It was Mariah and I against the world for the first five years of her life. She was my Junior and wore all the confidence that I lacked. A force like a tornado who could clear the room with her smiling personality. She was the first person I talked to after finding out that Liberty was a possibility. After being reassured that I wouldn’t be able to get pregnant several times, this was revelatory. Mariah was by side as Liberty came into this world. (My mom was there as well.)
I was and am amazed at the connection these girls have. It was during Mariah’s senior year that we saw that Liberty’s speech, handwriting and eating habits change. We thought that anxiety over her sister leaving for college and all the changes were causing Liberty to stress in major ways. Then within the first twelve weeks of Liberty’s 7th grade year and Mariah’s first year of college we were heading to our first children’s hospital.
Liberty’s health didn’t improve and Mariah, ever the loving and amazing sister, wanted to schedule her classes around therapy and other appointments. I prayed and cried a lot then moved my beloved Mariah into the dorms. This was a very hard step to take. In my mind I had to try to protect Mariah from what I feared was ahead. She had to have a chance at a life outside of her sister’s diminishing health.
Over time, it felt like Mariah and I were severed. I struggled to hang on to Libby, to work, to family, to my love and to my life. I struggled and felt as if I had lost my oldest. My fear of losing her fostered an environment where Mariah wanted to prove to me that she was okay. She lied. And I believed her and lied to myself. Her sister went from vibrant, brilliant and funny to losing motor skills daily- how could she be okay. Now I know that Mariah was angry. And she had a right to be. She stayed angry for many years. She was angry at so much including God. Now I know that was a reasonable reaction.
Now I know that I failed Mariah. I failed to support Mariah in ways that she needed and for that I am terribly sorry. I failed. Hope failed her. She drifted and landed, drifted and landed in an almost Gypsy-like manner for years.
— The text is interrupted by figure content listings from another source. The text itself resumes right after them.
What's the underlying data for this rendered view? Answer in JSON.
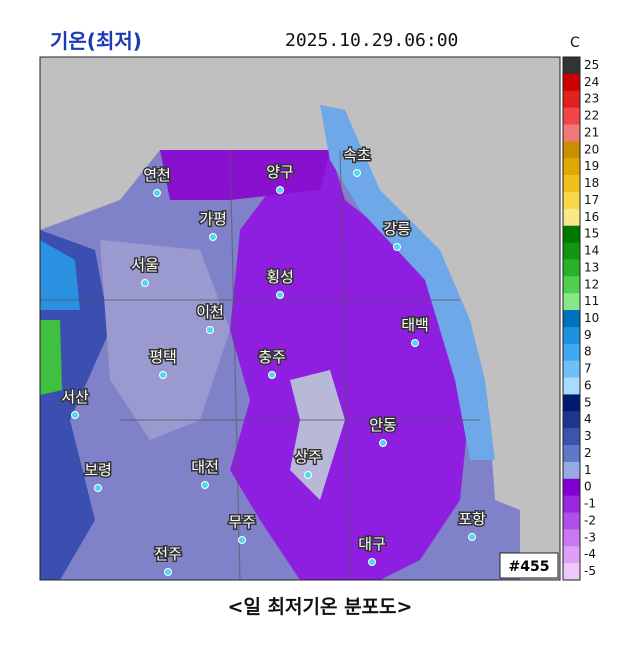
{
  "header": {
    "title": "기온(최저)",
    "datetime": "2025.10.29.06:00"
  },
  "legend": {
    "unit": "C",
    "ticks": [
      25,
      24,
      23,
      22,
      21,
      20,
      19,
      18,
      17,
      16,
      15,
      14,
      13,
      12,
      11,
      10,
      9,
      8,
      7,
      6,
      5,
      4,
      3,
      2,
      1,
      0,
      -1,
      -2,
      -3,
      -4,
      -5
    ],
    "colors": [
      "#333333",
      "#cc0000",
      "#e32020",
      "#f04848",
      "#f07878",
      "#c89000",
      "#e0a800",
      "#f0c020",
      "#f8d848",
      "#f8e888",
      "#007800",
      "#139613",
      "#28b428",
      "#50d050",
      "#88e888",
      "#0070c0",
      "#1f8fe0",
      "#40a8f0",
      "#70c0f8",
      "#a8dcff",
      "#001a70",
      "#1e3590",
      "#3a55b0",
      "#6078c8",
      "#98a8e0",
      "#8000d0",
      "#9a28e0",
      "#b050e8",
      "#c878f0",
      "#dca0f8",
      "#f0c8fc"
    ]
  },
  "map": {
    "cities": [
      "연천",
      "양구",
      "속초",
      "가평",
      "강릉",
      "서울",
      "횡성",
      "이천",
      "태백",
      "평택",
      "충주",
      "서산",
      "안동",
      "상주",
      "대전",
      "보령",
      "포항",
      "무주",
      "대구",
      "전주"
    ],
    "badge": "#455"
  },
  "caption": "<일 최저기온 분포도>"
}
Now I know that she was grieving. She lost the sister she had, yet her sister was still here- needing her. That’s hard. And terrible. Completely. Unfair with a heavy dose of sucks.
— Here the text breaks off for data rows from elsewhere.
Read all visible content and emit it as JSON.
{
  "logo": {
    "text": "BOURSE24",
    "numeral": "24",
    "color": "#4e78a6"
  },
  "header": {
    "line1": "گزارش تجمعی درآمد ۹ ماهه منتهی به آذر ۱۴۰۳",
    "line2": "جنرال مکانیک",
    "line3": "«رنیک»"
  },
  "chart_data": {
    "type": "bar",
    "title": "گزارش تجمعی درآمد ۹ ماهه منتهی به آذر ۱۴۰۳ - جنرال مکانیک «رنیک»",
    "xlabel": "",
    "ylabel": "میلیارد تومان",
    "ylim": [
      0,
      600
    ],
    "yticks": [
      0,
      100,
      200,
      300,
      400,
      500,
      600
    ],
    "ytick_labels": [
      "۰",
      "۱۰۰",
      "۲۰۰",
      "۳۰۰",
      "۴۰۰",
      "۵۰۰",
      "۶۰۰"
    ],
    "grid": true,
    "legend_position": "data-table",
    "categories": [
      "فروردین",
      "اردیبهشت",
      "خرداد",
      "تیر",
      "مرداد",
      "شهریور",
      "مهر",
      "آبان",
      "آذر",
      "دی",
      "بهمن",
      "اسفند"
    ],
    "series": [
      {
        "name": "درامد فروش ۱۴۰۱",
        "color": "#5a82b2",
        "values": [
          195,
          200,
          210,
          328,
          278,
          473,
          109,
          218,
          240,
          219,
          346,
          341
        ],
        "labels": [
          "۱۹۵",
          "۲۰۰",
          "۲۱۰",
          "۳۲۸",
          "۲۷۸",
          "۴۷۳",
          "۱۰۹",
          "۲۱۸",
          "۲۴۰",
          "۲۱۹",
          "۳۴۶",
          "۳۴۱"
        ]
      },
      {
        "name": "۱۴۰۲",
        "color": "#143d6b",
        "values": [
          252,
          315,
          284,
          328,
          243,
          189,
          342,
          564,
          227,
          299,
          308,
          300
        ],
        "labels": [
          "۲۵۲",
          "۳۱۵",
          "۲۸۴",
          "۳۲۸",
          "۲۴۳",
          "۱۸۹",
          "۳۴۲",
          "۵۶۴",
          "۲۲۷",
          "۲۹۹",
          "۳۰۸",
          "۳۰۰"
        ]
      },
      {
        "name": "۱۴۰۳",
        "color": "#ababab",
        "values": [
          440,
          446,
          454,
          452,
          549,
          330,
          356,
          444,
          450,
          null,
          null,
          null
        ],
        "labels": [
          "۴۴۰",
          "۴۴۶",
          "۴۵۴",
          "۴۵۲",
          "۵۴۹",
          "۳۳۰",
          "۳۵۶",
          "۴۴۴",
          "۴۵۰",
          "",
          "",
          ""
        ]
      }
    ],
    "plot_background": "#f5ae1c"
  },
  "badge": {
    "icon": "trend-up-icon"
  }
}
In Mariah’s own words: “watching Libby get sick and watching what it did to our family killed me. For a long time I ran. I ran from our family. I ran from joy. I ran from God, and I ran from Libby. I was so mad at the fact that I got to live and experience my life, that I subconsciously worked to destroy it. I lied. I hated. I hurt people.” She was in so much pain.
Over more time, I found my way to Mariah, or she found me. It came as the blessed guise of me needing help watching Libby a couple days a week so I could work after Liberty’s graduation from high school. Since then, I have been able to see Mariah every week and she gets to interact and take care of her sister. Watching them together is awe inspiring. Mariah is able to get responses from her sister that I’ll never get even though Libby is now down to one syllable responses now. They communicate in a way I don’t understand- always have.
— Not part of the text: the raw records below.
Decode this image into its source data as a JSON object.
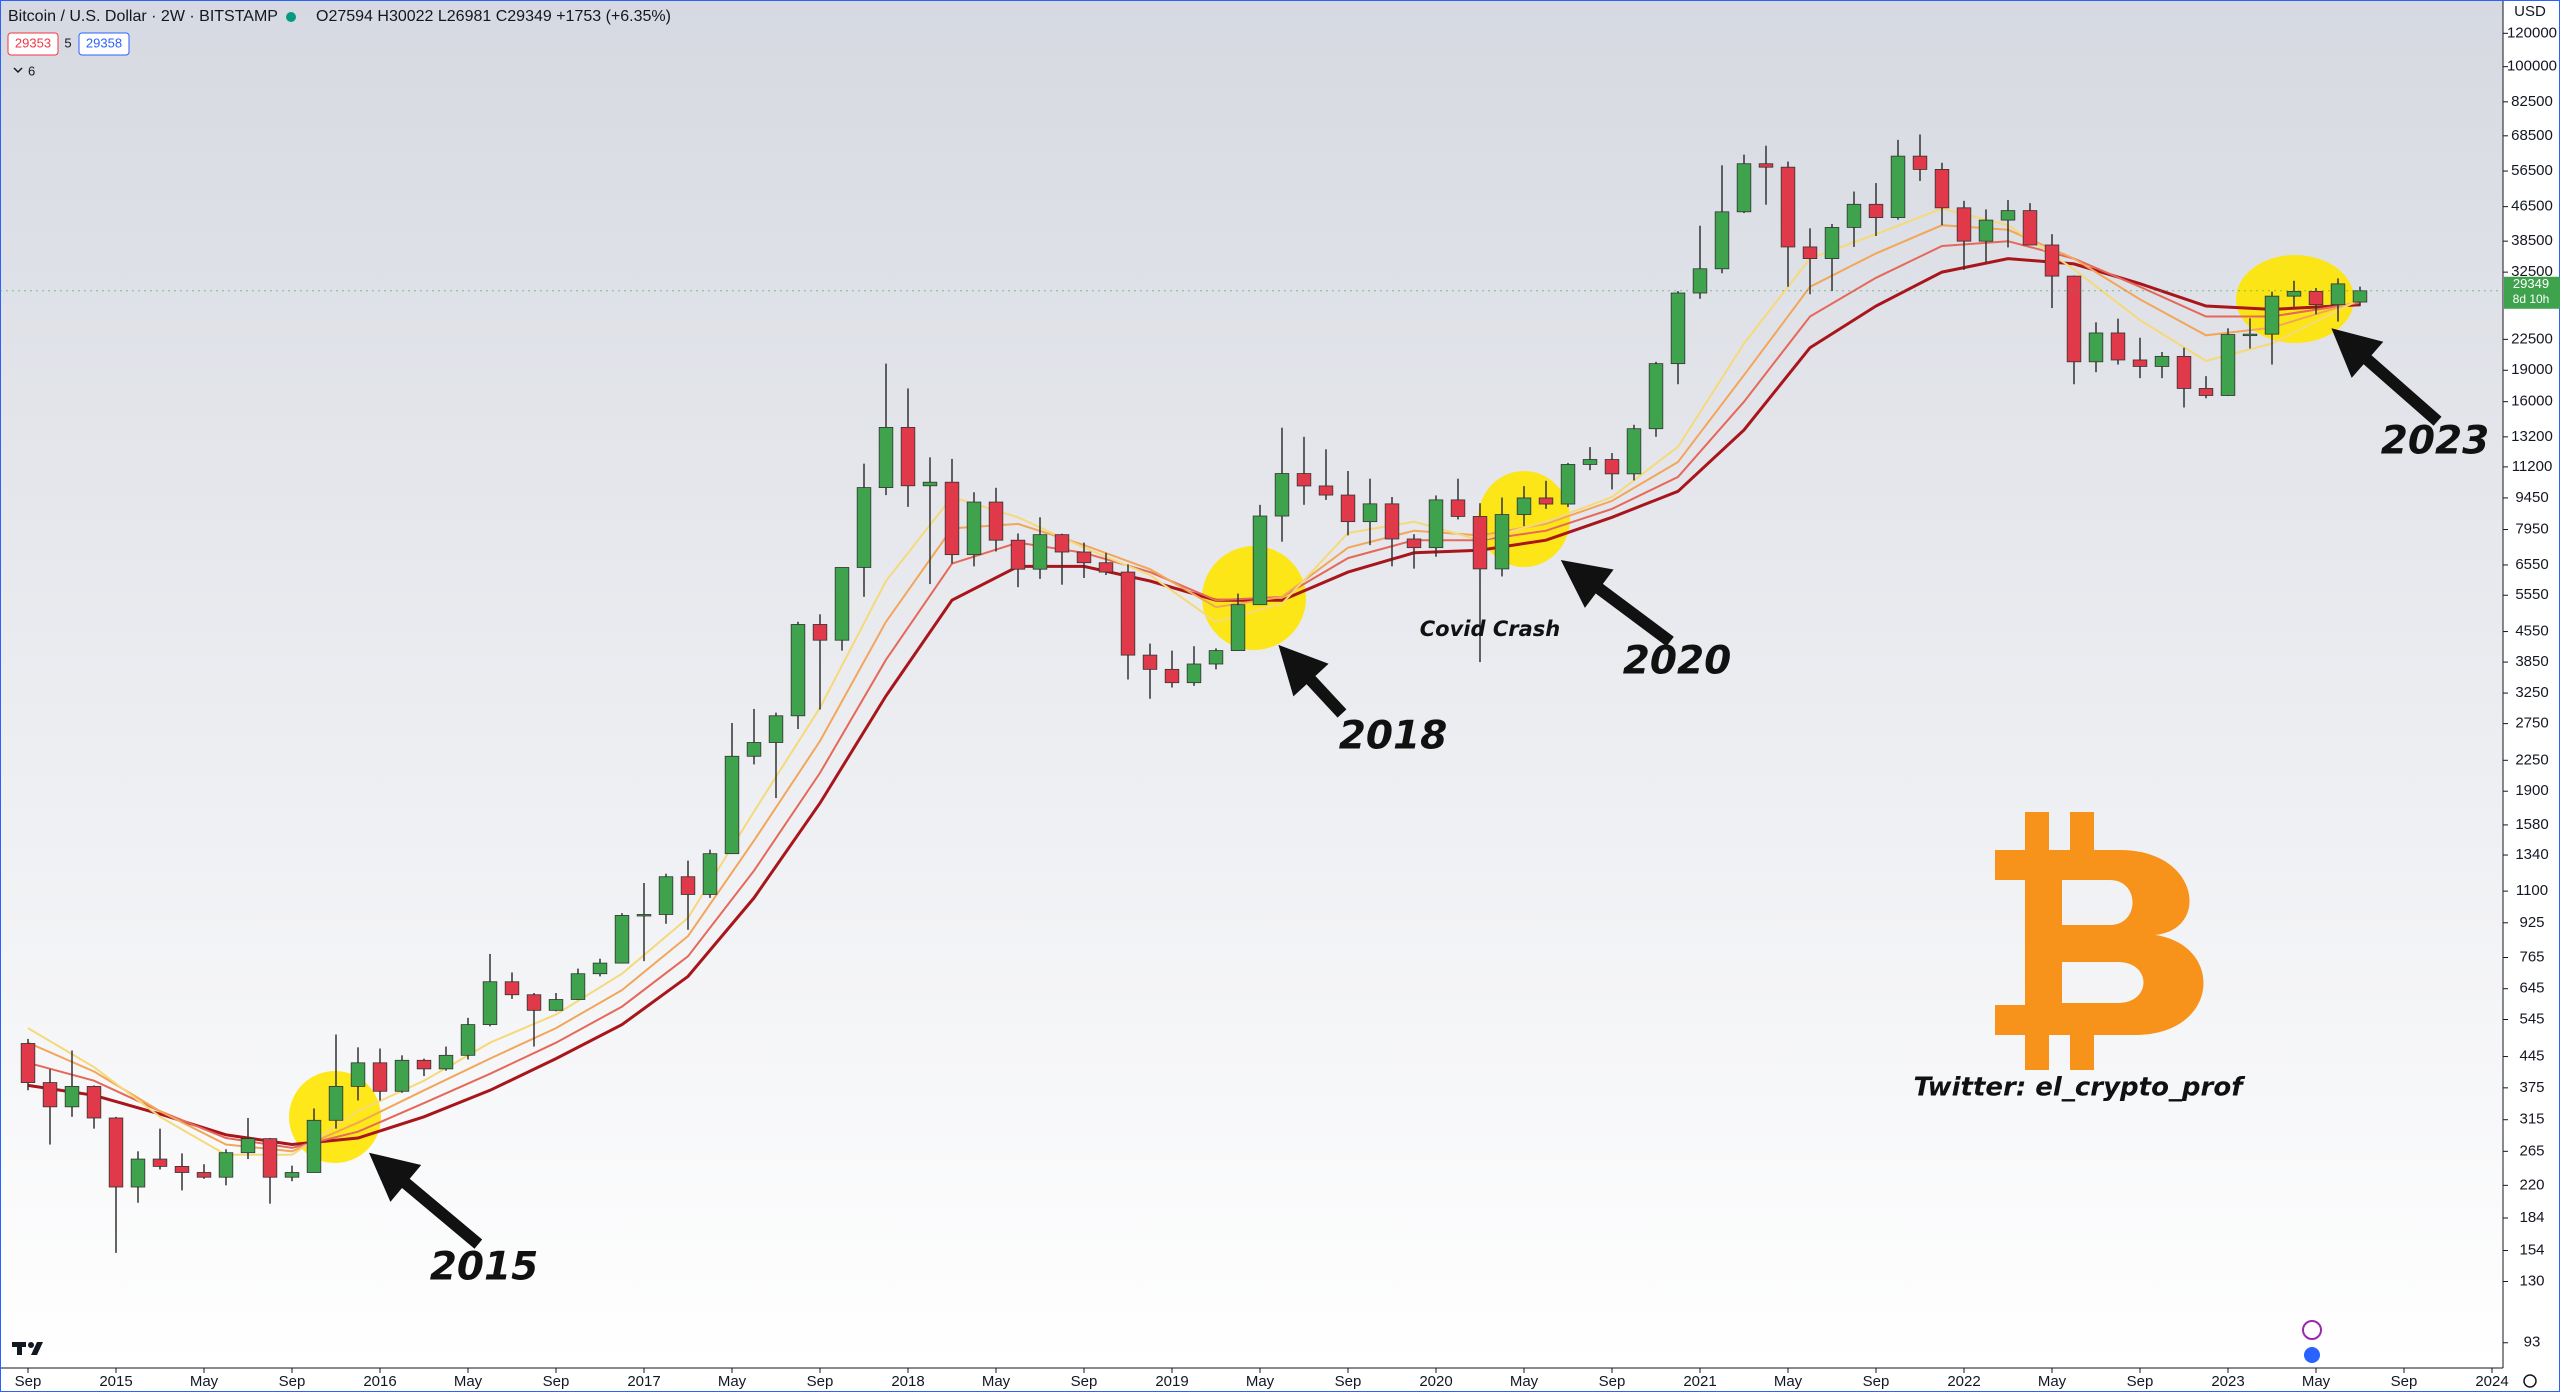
{
  "toolbar": {
    "symbol": "Bitcoin / U.S. Dollar · 2W · BITSTAMP",
    "ohlc": "O27594 H30022 L26981 C29349 +1753 (+6.35%)",
    "bid": "29353",
    "spread": "5",
    "ask": "29358",
    "indicators": "6"
  },
  "chart_data": {
    "type": "candlestick",
    "log_scale": true,
    "grid": false,
    "y_unit": "USD",
    "countdown": "8d 10h",
    "up_color": "#3fa34d",
    "down_color": "#e0394a",
    "annotations": [
      "2015",
      "2018",
      "2020",
      "2023",
      "Covid Crash",
      "Twitter: el_crypto_prof"
    ],
    "xlim": [
      "2014-08",
      "2024-01"
    ],
    "ylim": [
      81,
      144000
    ],
    "xticks": [
      {
        "value": "2014-09",
        "label": "Sep"
      },
      {
        "value": "2015-01",
        "label": "2015"
      },
      {
        "value": "2015-05",
        "label": "May"
      },
      {
        "value": "2015-09",
        "label": "Sep"
      },
      {
        "value": "2016-01",
        "label": "2016"
      },
      {
        "value": "2016-05",
        "label": "May"
      },
      {
        "value": "2016-09",
        "label": "Sep"
      },
      {
        "value": "2017-01",
        "label": "2017"
      },
      {
        "value": "2017-05",
        "label": "May"
      },
      {
        "value": "2017-09",
        "label": "Sep"
      },
      {
        "value": "2018-01",
        "label": "2018"
      },
      {
        "value": "2018-05",
        "label": "May"
      },
      {
        "value": "2018-09",
        "label": "Sep"
      },
      {
        "value": "2019-01",
        "label": "2019"
      },
      {
        "value": "2019-05",
        "label": "May"
      },
      {
        "value": "2019-09",
        "label": "Sep"
      },
      {
        "value": "2020-01",
        "label": "2020"
      },
      {
        "value": "2020-05",
        "label": "May"
      },
      {
        "value": "2020-09",
        "label": "Sep"
      },
      {
        "value": "2021-01",
        "label": "2021"
      },
      {
        "value": "2021-05",
        "label": "May"
      },
      {
        "value": "2021-09",
        "label": "Sep"
      },
      {
        "value": "2022-01",
        "label": "2022"
      },
      {
        "value": "2022-05",
        "label": "May"
      },
      {
        "value": "2022-09",
        "label": "Sep"
      },
      {
        "value": "2023-01",
        "label": "2023"
      },
      {
        "value": "2023-05",
        "label": "May"
      },
      {
        "value": "2023-09",
        "label": "Sep"
      },
      {
        "value": "2024-01",
        "label": "2024"
      }
    ],
    "yticks": [
      120000,
      100000,
      82500,
      68500,
      56500,
      46500,
      38500,
      32500,
      22500,
      19000,
      16000,
      13200,
      11200,
      9450,
      7950,
      6550,
      5550,
      4550,
      3850,
      3250,
      2750,
      2250,
      1900,
      1580,
      1340,
      1100,
      925,
      765,
      645,
      545,
      445,
      375,
      315,
      265,
      220,
      184,
      154,
      130,
      93
    ],
    "x": [
      "2014-09",
      "2014-10",
      "2014-11",
      "2014-12",
      "2015-01",
      "2015-02",
      "2015-03",
      "2015-04",
      "2015-05",
      "2015-06",
      "2015-07",
      "2015-08",
      "2015-09",
      "2015-10",
      "2015-11",
      "2015-12",
      "2016-01",
      "2016-02",
      "2016-03",
      "2016-04",
      "2016-05",
      "2016-06",
      "2016-07",
      "2016-08",
      "2016-09",
      "2016-10",
      "2016-11",
      "2016-12",
      "2017-01",
      "2017-02",
      "2017-03",
      "2017-04",
      "2017-05",
      "2017-06",
      "2017-07",
      "2017-08",
      "2017-09",
      "2017-10",
      "2017-11",
      "2017-12",
      "2018-01",
      "2018-02",
      "2018-03",
      "2018-04",
      "2018-05",
      "2018-06",
      "2018-07",
      "2018-08",
      "2018-09",
      "2018-10",
      "2018-11",
      "2018-12",
      "2019-01",
      "2019-02",
      "2019-03",
      "2019-04",
      "2019-05",
      "2019-06",
      "2019-07",
      "2019-08",
      "2019-09",
      "2019-10",
      "2019-11",
      "2019-12",
      "2020-01",
      "2020-02",
      "2020-03",
      "2020-04",
      "2020-05",
      "2020-06",
      "2020-07",
      "2020-08",
      "2020-09",
      "2020-10",
      "2020-11",
      "2020-12",
      "2021-01",
      "2021-02",
      "2021-03",
      "2021-04",
      "2021-05",
      "2021-06",
      "2021-07",
      "2021-08",
      "2021-09",
      "2021-10",
      "2021-11",
      "2021-12",
      "2022-01",
      "2022-02",
      "2022-03",
      "2022-04",
      "2022-05",
      "2022-06",
      "2022-07",
      "2022-08",
      "2022-09",
      "2022-10",
      "2022-11",
      "2022-12",
      "2023-01",
      "2023-02",
      "2023-03",
      "2023-04",
      "2023-05",
      "2023-06",
      "2023-07"
    ],
    "open": [
      478,
      386,
      338,
      378,
      318,
      218,
      254,
      244,
      236,
      230,
      263,
      284,
      230,
      236,
      314,
      378,
      430,
      368,
      436,
      416,
      448,
      530,
      670,
      624,
      573,
      608,
      700,
      742,
      963,
      968,
      1190,
      1080,
      1350,
      2300,
      2480,
      2870,
      4730,
      4340,
      6460,
      10000,
      13900,
      10100,
      10300,
      6930,
      9240,
      7500,
      6400,
      7730,
      7030,
      6630,
      6300,
      4000,
      3700,
      3440,
      3810,
      4100,
      5270,
      8560,
      10800,
      10090,
      9600,
      8300,
      9150,
      7550,
      7200,
      9350,
      8540,
      6410,
      8630,
      9450,
      9140,
      11350,
      11660,
      10780,
      13800,
      19700,
      28990,
      33100,
      45200,
      58800,
      57700,
      37300,
      35000,
      41500,
      47100,
      43800,
      61300,
      57000,
      46200,
      38500,
      43200,
      45500,
      37700,
      31800,
      19900,
      23300,
      20100,
      19400,
      20500,
      17200,
      16550,
      23100,
      23150,
      28500,
      29250,
      27200,
      27594
    ],
    "high": [
      490,
      415,
      460,
      380,
      320,
      265,
      300,
      262,
      247,
      268,
      318,
      285,
      245,
      335,
      502,
      468,
      465,
      448,
      440,
      470,
      550,
      780,
      705,
      630,
      630,
      720,
      760,
      975,
      1150,
      1210,
      1300,
      1380,
      2760,
      2980,
      2920,
      4800,
      5000,
      6470,
      11400,
      19700,
      17200,
      11800,
      11700,
      9750,
      9990,
      7780,
      8500,
      7770,
      7400,
      7000,
      6570,
      4260,
      4100,
      4200,
      4150,
      5600,
      9100,
      13880,
      13200,
      12330,
      10950,
      10500,
      9500,
      7750,
      9580,
      10500,
      9180,
      9470,
      10080,
      10380,
      11450,
      12480,
      12080,
      14100,
      19900,
      29300,
      41900,
      58300,
      61800,
      64900,
      59500,
      41300,
      42300,
      50500,
      52900,
      67000,
      69000,
      59100,
      48000,
      45800,
      48200,
      47400,
      40000,
      31900,
      24700,
      25200,
      22700,
      21000,
      21500,
      18400,
      23900,
      25250,
      29200,
      31000,
      29800,
      31400,
      30022
    ],
    "low": [
      370,
      275,
      320,
      300,
      152,
      200,
      240,
      214,
      228,
      220,
      254,
      199,
      225,
      236,
      300,
      350,
      350,
      365,
      400,
      412,
      438,
      525,
      610,
      470,
      570,
      606,
      690,
      740,
      750,
      920,
      890,
      1060,
      1350,
      2200,
      1830,
      2670,
      2970,
      4100,
      5500,
      9600,
      9000,
      5900,
      6600,
      6500,
      7050,
      5800,
      6070,
      5880,
      6100,
      6200,
      3500,
      3150,
      3350,
      3380,
      3700,
      4090,
      5260,
      7440,
      9100,
      9350,
      7700,
      7300,
      6500,
      6420,
      6850,
      8400,
      3850,
      6150,
      8100,
      8900,
      8990,
      11000,
      9900,
      10400,
      13200,
      17600,
      28100,
      32300,
      44900,
      47000,
      30000,
      28800,
      29300,
      37300,
      39600,
      43300,
      53500,
      42000,
      32900,
      34300,
      37200,
      37700,
      26700,
      17600,
      18800,
      19600,
      18200,
      18200,
      15500,
      16300,
      16500,
      21400,
      19600,
      26900,
      25800,
      24800,
      26981
    ],
    "close": [
      386,
      338,
      378,
      318,
      218,
      254,
      244,
      236,
      230,
      263,
      284,
      230,
      236,
      314,
      378,
      430,
      368,
      436,
      416,
      448,
      530,
      670,
      624,
      573,
      608,
      700,
      742,
      963,
      968,
      1190,
      1080,
      1350,
      2300,
      2480,
      2870,
      4730,
      4340,
      6460,
      10000,
      13900,
      10100,
      10300,
      6930,
      9240,
      7500,
      6400,
      7730,
      7030,
      6630,
      6300,
      4000,
      3700,
      3440,
      3810,
      4100,
      5270,
      8560,
      10800,
      10090,
      9600,
      8300,
      9150,
      7550,
      7200,
      9350,
      8540,
      6410,
      8630,
      9450,
      9140,
      11350,
      11660,
      10780,
      13800,
      19700,
      28990,
      33100,
      45200,
      58800,
      57700,
      37300,
      35000,
      41500,
      47100,
      43800,
      61300,
      57000,
      46200,
      38500,
      43200,
      45500,
      37700,
      31800,
      19900,
      23300,
      20100,
      19400,
      20500,
      17200,
      16550,
      23100,
      23150,
      28500,
      29250,
      27200,
      30480,
      29349
    ],
    "ma_ribbon": {
      "x": [
        "2014-09",
        "2014-12",
        "2015-03",
        "2015-06",
        "2015-09",
        "2015-12",
        "2016-03",
        "2016-06",
        "2016-09",
        "2016-12",
        "2017-03",
        "2017-06",
        "2017-09",
        "2017-12",
        "2018-03",
        "2018-06",
        "2018-09",
        "2018-12",
        "2019-03",
        "2019-06",
        "2019-09",
        "2019-12",
        "2020-03",
        "2020-06",
        "2020-09",
        "2020-12",
        "2021-03",
        "2021-06",
        "2021-09",
        "2021-12",
        "2022-03",
        "2022-06",
        "2022-09",
        "2022-12",
        "2023-03",
        "2023-07"
      ],
      "lines": [
        {
          "color": "#f5d97a",
          "values": [
            520,
            420,
            320,
            260,
            260,
            330,
            390,
            480,
            560,
            700,
            950,
            1700,
            3000,
            6000,
            9500,
            8500,
            7200,
            6200,
            4800,
            5300,
            7800,
            8300,
            7500,
            8300,
            9500,
            12500,
            22000,
            35000,
            40000,
            46000,
            42000,
            33000,
            25000,
            20000,
            22000,
            28000
          ]
        },
        {
          "color": "#f2a65a",
          "values": [
            480,
            410,
            330,
            275,
            265,
            310,
            370,
            440,
            520,
            640,
            860,
            1450,
            2500,
            4800,
            8000,
            8200,
            7300,
            6400,
            5200,
            5500,
            7200,
            7900,
            7700,
            8200,
            9300,
            11500,
            18500,
            30000,
            36000,
            42000,
            41000,
            35000,
            28000,
            23000,
            24000,
            27800
          ]
        },
        {
          "color": "#e5685a",
          "values": [
            430,
            390,
            330,
            285,
            270,
            295,
            345,
            405,
            480,
            585,
            770,
            1230,
            2100,
            3900,
            6600,
            7400,
            7000,
            6300,
            5400,
            5500,
            6800,
            7500,
            7500,
            7900,
            8900,
            10600,
            16000,
            25500,
            31500,
            37500,
            38500,
            35000,
            30000,
            25500,
            25500,
            27500
          ]
        },
        {
          "color": "#a8161c",
          "values": [
            380,
            360,
            325,
            290,
            275,
            285,
            320,
            370,
            440,
            530,
            690,
            1060,
            1780,
            3200,
            5400,
            6500,
            6500,
            6000,
            5400,
            5400,
            6300,
            7000,
            7100,
            7500,
            8500,
            9800,
            13700,
            21500,
            27000,
            32500,
            35000,
            34000,
            30500,
            27000,
            26500,
            27200
          ]
        }
      ]
    }
  }
}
Mariah has continued to grow in a way that is smart, funny, hard working and most of all caring. I describe Mariah today as my Lion’s mane of a daughter who says the things I can’t and handles her life in amazing ways. She is the best parts of me and so much more. Her strength is a gift and her faith is what I have prayed for so many times. I am eternally grateful that she found her way back to faith. She is half of the amazing part of me and all of a blessed God. As Mariah began planning this wedding she commented that this wedding was for both she and Liberty. Her desire was for Liberty to feel the love that both she and Derrick have for her. This is something I couldn’t even think about. Amongst all the losses with Liberty is this fact: she will never be married or even know that kind of love. Damn. Yet because of a sister’s strength, Liberty was included and is completely enamored with her now brother, Derrick.
They can’t be serious around each other.
And this is her mom’s story of how she walked down the aisle to marry this wonderful man, Derrick Neusch, finally balanced with him.
After all of this, how wonderful it is to know that this woman believes in love. And hope. And a tomorrow that is blessed. I am grateful and humbled to a be a part of Mariah’s life. And can’t wait to see how she and Derrick change their world. Mariah says that she “found another beautiful and loving family to add to our own.” May their union be blessed and their love a blessing to both families who are now joined. My love, I am and always will proud to be your mother. Grab his hand and go kick the world’s ass!
**None of the wedding pictures are professional; those photos are on their way.
**Mariah gave her consent over this writing and she will be the final editor.